Recently I submitted this writing for the fall issue of Inside Medicine Magazine and wanted to share here to. I believe this topic is so important and often something we struggle to navigate. I hope this lends some hope to your holiday season!
Perhaps you have heard of people, or you yourself experience stress around the holidays. We see it advertised as this amazing time of thankfulness and joy, and while it can be, the reality is it does not always feel that way. Family members we do not care to see, houses that bring back awful memories, the constant obligation to be “merry and bright”. Ugh.
This narrative is all to familiar in my office this time of year. Individuals who are functioning optimally throughout the year but mid-October hits and so does the dread. They share how the pit begins in their stomach and they just cannot shake it. Or they feel their blood pressure is through the roof 24/7 until after December 31st. They begin experiencing panic attacks, overwhelming anxiety, and high levels of stress, all because they are thinking about the impending holiday season. The range of symptoms that result from compromised mental health during the holidays is serious. We are aware that high levels of stress can affect you physically in many ways, this season is a prime time for those issues to arise. I invite you to discover why we feel this stress and what we can do about it.
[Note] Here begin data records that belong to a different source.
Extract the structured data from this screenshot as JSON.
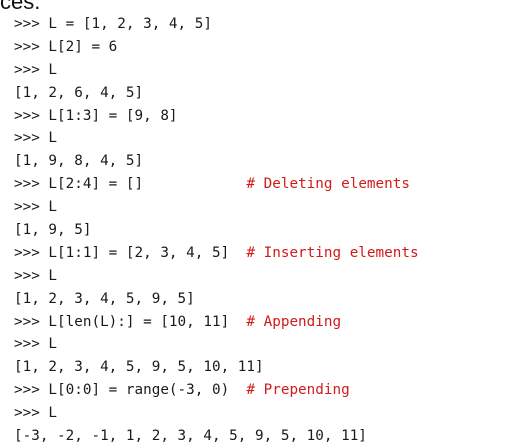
{
  "top_fragment": "ces.",
  "comment_color": "#d11a1a",
  "code_color": "#1a1a1a",
  "lines": [
    {
      "code": ">>> L = [1, 2, 3, 4, 5]",
      "comment": ""
    },
    {
      "code": ">>> L[2] = 6",
      "comment": ""
    },
    {
      "code": ">>> L",
      "comment": ""
    },
    {
      "code": "[1, 2, 6, 4, 5]",
      "comment": ""
    },
    {
      "code": ">>> L[1:3] = [9, 8]",
      "comment": ""
    },
    {
      "code": ">>> L",
      "comment": ""
    },
    {
      "code": "[1, 9, 8, 4, 5]",
      "comment": ""
    },
    {
      "code": ">>> L[2:4] = []",
      "comment": "# Deleting elements"
    },
    {
      "code": ">>> L",
      "comment": ""
    },
    {
      "code": "[1, 9, 5]",
      "comment": ""
    },
    {
      "code": ">>> L[1:1] = [2, 3, 4, 5]",
      "comment": "# Inserting elements"
    },
    {
      "code": ">>> L",
      "comment": ""
    },
    {
      "code": "[1, 2, 3, 4, 5, 9, 5]",
      "comment": ""
    },
    {
      "code": ">>> L[len(L):] = [10, 11]",
      "comment": "# Appending"
    },
    {
      "code": ">>> L",
      "comment": ""
    },
    {
      "code": "[1, 2, 3, 4, 5, 9, 5, 10, 11]",
      "comment": ""
    },
    {
      "code": ">>> L[0:0] = range(-3, 0)",
      "comment": "# Prepending"
    },
    {
      "code": ">>> L",
      "comment": ""
    },
    {
      "code": "[-3, -2, -1, 1, 2, 3, 4, 5, 9, 5, 10, 11]",
      "comment": ""
    }
  ]
}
Stress is your body’s response to external stimuli that presents a challenge or demand. It manifests as a feeling of emotional or physical tension and results from any event that creates feelings of anger, frustration, nervousness, and even motivation. Stress is not inherently bad. There are many benefits of the stress response when we are properly managing the effects and input. Think about how you use to stress to finish that assignment at the last moment or push through a tough workout. However, stress becomes a negative when we are struggling to process the received stimuli appropriately and become overwhelmed by the information. In a nutshell, stress is the way we describe the feeling we get when are faced with something that seems out of our control or beyond our abilities.
Combatting stress, especially around the holidays can be helpful since lower stress levels equates to a higher likelihood to enjoy the present. Relishing in the here-and-now triggers our brain to transmit positive neural signals which assist in creating new, happier memories. This process is crucial in rewriting negative or unhelpful memories from the past. How do we execute this on a practical level?
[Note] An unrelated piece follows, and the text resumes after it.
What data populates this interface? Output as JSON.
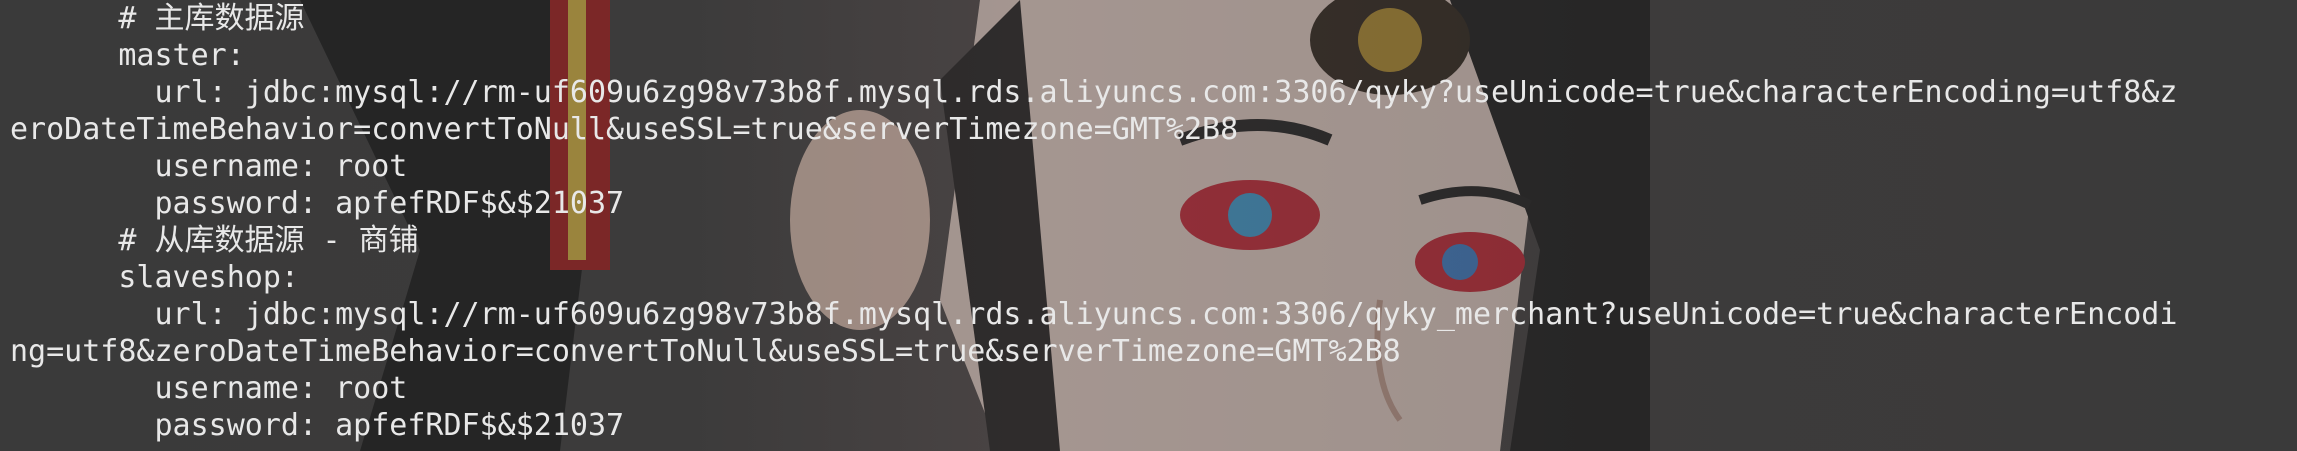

1. Recognize what your triggers are. Stress tends to present itself in similar situations. For example, you may experience the same feelings from hanging out with family who do not communicate clearly and frequently leave you struggling to be heard as well as in a work setting where your coworkers are not listening to your input. The trigger here is the reality, or anticipation, of being unheard. The physical tension grows in your body as it recalls the defeat in past engagements with these people. The physical may be joined by emotional anguish from feeling so desperately voiceless. Your stress response in this moment is informing you of how your system was unable to find a solution in the past. That deficit is trying to warn you to avoid the situation in order to prevent experiencing those feelings again. Recognizing the trigger helps you understand BEFORE the event that you may need to consider your options before jumping in.
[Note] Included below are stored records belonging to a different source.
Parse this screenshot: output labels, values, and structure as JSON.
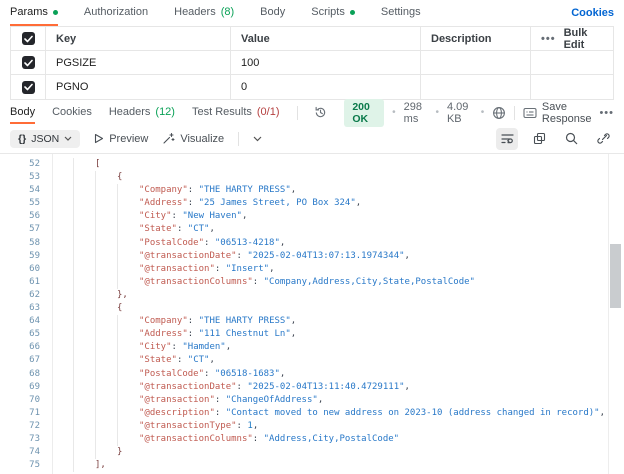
{
  "colors": {
    "accent": "#ff6c37",
    "green": "#0aa157",
    "fail": "#b54040",
    "link": "#0265d2",
    "statusbg": "#dff3e8",
    "statusfg": "#0b7a4b",
    "keycol": "#c05b51",
    "strcol": "#2878c8",
    "numcol": "#1f7bc4",
    "bracecol": "#7a3e3e",
    "punctcol": "#3f4753",
    "lineno": "#6e93af",
    "guide": "#e8e8e8",
    "border": "#e6e6e6"
  },
  "request_tabs": {
    "items": [
      {
        "label": "Params",
        "dot": true,
        "active": true
      },
      {
        "label": "Authorization"
      },
      {
        "label": "Headers",
        "count": "(8)"
      },
      {
        "label": "Body"
      },
      {
        "label": "Scripts",
        "dot": true
      },
      {
        "label": "Settings"
      }
    ],
    "cookies_link": "Cookies"
  },
  "params_table": {
    "columns": {
      "key": "Key",
      "value": "Value",
      "description": "Description"
    },
    "bulk_edit_label": "Bulk Edit",
    "rows": [
      {
        "checked": true,
        "key": "PGSIZE",
        "value": "100",
        "description": ""
      },
      {
        "checked": true,
        "key": "PGNO",
        "value": "0",
        "description": ""
      }
    ]
  },
  "response": {
    "tabs": [
      {
        "label": "Body",
        "active": true
      },
      {
        "label": "Cookies"
      },
      {
        "label": "Headers",
        "count": "(12)",
        "count_color": "green"
      },
      {
        "label": "Test Results",
        "count": "(0/1)",
        "count_color": "fail"
      }
    ],
    "status": "200 OK",
    "time": "298 ms",
    "size": "4.09 KB",
    "save_label": "Save Response",
    "toolbar": {
      "format_label": "JSON",
      "braces_glyph": "{}",
      "preview_label": "Preview",
      "visualize_label": "Visualize"
    }
  },
  "code": {
    "first_line": 52,
    "lines": [
      {
        "n": 52,
        "d": 2,
        "t": [
          [
            "b",
            "["
          ]
        ]
      },
      {
        "n": 53,
        "d": 3,
        "t": [
          [
            "b",
            "{"
          ]
        ]
      },
      {
        "n": 54,
        "d": 4,
        "t": [
          [
            "k",
            "\"Company\""
          ],
          [
            "o",
            ": "
          ],
          [
            "s",
            "\"THE HARTY PRESS\""
          ],
          [
            "o",
            ","
          ]
        ]
      },
      {
        "n": 55,
        "d": 4,
        "t": [
          [
            "k",
            "\"Address\""
          ],
          [
            "o",
            ": "
          ],
          [
            "s",
            "\"25 James Street, PO Box 324\""
          ],
          [
            "o",
            ","
          ]
        ]
      },
      {
        "n": 56,
        "d": 4,
        "t": [
          [
            "k",
            "\"City\""
          ],
          [
            "o",
            ": "
          ],
          [
            "s",
            "\"New Haven\""
          ],
          [
            "o",
            ","
          ]
        ]
      },
      {
        "n": 57,
        "d": 4,
        "t": [
          [
            "k",
            "\"State\""
          ],
          [
            "o",
            ": "
          ],
          [
            "s",
            "\"CT\""
          ],
          [
            "o",
            ","
          ]
        ]
      },
      {
        "n": 58,
        "d": 4,
        "t": [
          [
            "k",
            "\"PostalCode\""
          ],
          [
            "o",
            ": "
          ],
          [
            "s",
            "\"06513-4218\""
          ],
          [
            "o",
            ","
          ]
        ]
      },
      {
        "n": 59,
        "d": 4,
        "t": [
          [
            "k",
            "\"@transactionDate\""
          ],
          [
            "o",
            ": "
          ],
          [
            "s",
            "\"2025-02-04T13:07:13.1974344\""
          ],
          [
            "o",
            ","
          ]
        ]
      },
      {
        "n": 60,
        "d": 4,
        "t": [
          [
            "k",
            "\"@transaction\""
          ],
          [
            "o",
            ": "
          ],
          [
            "s",
            "\"Insert\""
          ],
          [
            "o",
            ","
          ]
        ]
      },
      {
        "n": 61,
        "d": 4,
        "t": [
          [
            "k",
            "\"@transactionColumns\""
          ],
          [
            "o",
            ": "
          ],
          [
            "s",
            "\"Company,Address,City,State,PostalCode\""
          ]
        ]
      },
      {
        "n": 62,
        "d": 3,
        "t": [
          [
            "b",
            "},"
          ]
        ]
      },
      {
        "n": 63,
        "d": 3,
        "t": [
          [
            "b",
            "{"
          ]
        ]
      },
      {
        "n": 64,
        "d": 4,
        "t": [
          [
            "k",
            "\"Company\""
          ],
          [
            "o",
            ": "
          ],
          [
            "s",
            "\"THE HARTY PRESS\""
          ],
          [
            "o",
            ","
          ]
        ]
      },
      {
        "n": 65,
        "d": 4,
        "t": [
          [
            "k",
            "\"Address\""
          ],
          [
            "o",
            ": "
          ],
          [
            "s",
            "\"111 Chestnut Ln\""
          ],
          [
            "o",
            ","
          ]
        ]
      },
      {
        "n": 66,
        "d": 4,
        "t": [
          [
            "k",
            "\"City\""
          ],
          [
            "o",
            ": "
          ],
          [
            "s",
            "\"Hamden\""
          ],
          [
            "o",
            ","
          ]
        ]
      },
      {
        "n": 67,
        "d": 4,
        "t": [
          [
            "k",
            "\"State\""
          ],
          [
            "o",
            ": "
          ],
          [
            "s",
            "\"CT\""
          ],
          [
            "o",
            ","
          ]
        ]
      },
      {
        "n": 68,
        "d": 4,
        "t": [
          [
            "k",
            "\"PostalCode\""
          ],
          [
            "o",
            ": "
          ],
          [
            "s",
            "\"06518-1683\""
          ],
          [
            "o",
            ","
          ]
        ]
      },
      {
        "n": 69,
        "d": 4,
        "t": [
          [
            "k",
            "\"@transactionDate\""
          ],
          [
            "o",
            ": "
          ],
          [
            "s",
            "\"2025-02-04T13:11:40.4729111\""
          ],
          [
            "o",
            ","
          ]
        ]
      },
      {
        "n": 70,
        "d": 4,
        "t": [
          [
            "k",
            "\"@transaction\""
          ],
          [
            "o",
            ": "
          ],
          [
            "s",
            "\"ChangeOfAddress\""
          ],
          [
            "o",
            ","
          ]
        ]
      },
      {
        "n": 71,
        "d": 4,
        "t": [
          [
            "k",
            "\"@description\""
          ],
          [
            "o",
            ": "
          ],
          [
            "s",
            "\"Contact moved to new address on 2023-10 (address changed in record)\""
          ],
          [
            "o",
            ","
          ]
        ]
      },
      {
        "n": 72,
        "d": 4,
        "t": [
          [
            "k",
            "\"@transactionType\""
          ],
          [
            "o",
            ": "
          ],
          [
            "n",
            "1"
          ],
          [
            "o",
            ","
          ]
        ]
      },
      {
        "n": 73,
        "d": 4,
        "t": [
          [
            "k",
            "\"@transactionColumns\""
          ],
          [
            "o",
            ": "
          ],
          [
            "s",
            "\"Address,City,PostalCode\""
          ]
        ]
      },
      {
        "n": 74,
        "d": 3,
        "t": [
          [
            "b",
            "}"
          ]
        ]
      },
      {
        "n": 75,
        "d": 2,
        "t": [
          [
            "b",
            "],"
          ]
        ]
      }
    ]
  }
}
2. Understand you can set boundaries for yourself. Boundaries are often misrepresented as a bad thing but should be a part of all relationships. Boundaries allow an individual the opportunity to take their beliefs, needs, and limitations into account in order to advocate for and protect themselves from situations or people who cannot or will not bring them life. As humans we all have limits, recognizing what those are and establishing safeguards that keep us protected from harm is a normal part of relating with others. While boundaries are not cutting off everyone who makes us feel uncomfortable, you may have a need to cease contact with certain people in your life. As individuals, the limits we have look vastly different from person to person. Thus, it is crucial we establish personal boundaries that are based on our own unique needs. Discovering what those necessary boundaries are will require some mindfulness about how we feel in those stressful life moments. Healthy boundaries include: deciding to take a step back from a toxic relationship, not participating in a holiday at a certain family members house, or choosing to protect a specific night of the week for your family. The process of implementing boundaries is often stressful. It can be helpful to remember the following: You see a need for this boundary for a reason. Not everyone has to understand the need, they are not managing your stress around this situation. When you implement and respect your own boundaries, others are more likely to follow suit.
3. Schedule time for enjoyable things. The pressure is on to be at all the mandatory events and celebrations. The stress creeps in when we are not purposeful about taking time to engage in activities we enjoy. During the holidays it can be especially difficult to carve out time for ourselves. However, if we want to reduce our stress levels and increase the enjoyability of the season, doing so should be non-negotiable. Self-care through personal time and hand-picked activities can reset our stress levels and help us approach the must-dos with more patience and strength. A key here is knowing ahead of time what we really enjoy and how much time those activities will take so we can pencil them in accordingly. 30 minutes on a Thursday afternoon? Have your current book ready for reading. One hour on a Saturday? Enjoy that walk around your neighborhood. Remember that self-care is necessary, not selfish.
As with all matters of mental health, techniques to reduce stress are not a one-size fits all. However, these tips can be a great starting place in the journey toward a healthier mental state. I encourage you to take the time to be mindful, identify your triggers, recognize what your stress response looks like, and consider what healthy boundaries need to be in place in your life. Give yourself some grace, enjoy the delicious food, and have a Happy Holiday season!